GRTC continues its tradition on the anniversary of an historic Civil Rights movement of paying special tribute to Rosa Parks on December 1.
Mrs. Parks is most well-known for her act of defiance on a Montgomery, AL bus on December 1, 1955 that changed the course of history. On that date, Mrs. Parks refused to give up her bus seat to a white passenger. Mrs. Parks explained later, “I did not get on the bus to get arrested; I got on the bus to go home.” She was arrested and fined, as Alabama law at that time required Black passengers to surrender their seats to white passengers when the bus was full, as well as to sit at the back of the bus. Four days later, in response to Mrs. Parks’ arrest, a year-long bus boycott began. It ended when the Supreme Court ruled that segregation on public transportation was illegal.
Mrs. Parks, the “Mother of the Civil Rights Movement,” is honored by GRTC in a fitting tribute by reserving the first passenger seat on every GRTC bus on the anniversary. A commemorative sign is displayed, honoring both Mrs. Parks’ legacy and her dedication to the Civil Rights Movement.
Mrs.

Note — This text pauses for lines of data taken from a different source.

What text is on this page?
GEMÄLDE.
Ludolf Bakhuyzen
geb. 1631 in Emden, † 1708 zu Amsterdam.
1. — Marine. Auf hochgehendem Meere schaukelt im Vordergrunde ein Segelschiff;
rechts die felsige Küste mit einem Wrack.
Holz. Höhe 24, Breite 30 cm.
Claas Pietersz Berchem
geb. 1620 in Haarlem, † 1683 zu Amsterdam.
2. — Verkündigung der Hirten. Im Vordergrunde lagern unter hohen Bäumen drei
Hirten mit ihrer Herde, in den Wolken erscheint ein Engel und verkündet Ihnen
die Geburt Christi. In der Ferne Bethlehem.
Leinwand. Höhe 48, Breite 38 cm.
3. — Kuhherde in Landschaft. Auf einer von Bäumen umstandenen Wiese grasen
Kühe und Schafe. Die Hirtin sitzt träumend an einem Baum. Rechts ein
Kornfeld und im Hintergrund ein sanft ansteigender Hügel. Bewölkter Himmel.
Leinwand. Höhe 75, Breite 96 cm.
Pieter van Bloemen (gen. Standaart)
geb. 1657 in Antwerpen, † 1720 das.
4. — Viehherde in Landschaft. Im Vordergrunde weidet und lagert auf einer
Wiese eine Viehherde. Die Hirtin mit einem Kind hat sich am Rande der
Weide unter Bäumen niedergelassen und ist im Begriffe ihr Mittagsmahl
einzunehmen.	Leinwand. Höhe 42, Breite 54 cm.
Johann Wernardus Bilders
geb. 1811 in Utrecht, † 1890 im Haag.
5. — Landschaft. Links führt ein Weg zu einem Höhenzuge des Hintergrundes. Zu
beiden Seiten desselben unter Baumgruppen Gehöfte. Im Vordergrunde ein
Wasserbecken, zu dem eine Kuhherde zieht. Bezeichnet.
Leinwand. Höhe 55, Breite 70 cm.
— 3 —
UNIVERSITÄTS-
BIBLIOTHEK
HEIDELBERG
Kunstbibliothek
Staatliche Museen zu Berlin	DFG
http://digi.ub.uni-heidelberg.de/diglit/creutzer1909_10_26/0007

Parks was born on February 4, 1913 in Tuskegee, AL. She passed at the age of 92 on October 24, 2005 in Detroit, MI, becoming the first woman in American history to lie in state at the U.S. Capitol.
A dozen years before Parks triggered desegregation of public transit, Catherine Jones Coleman of Richmond, Virginia also refused to move to the back of a Richmond bus in March 1943. Coleman was also arrested, like Parks, and fined $5 and court costs. Rosa Parks represented the culmination of decades of similar acts of defiance for Civil Rights.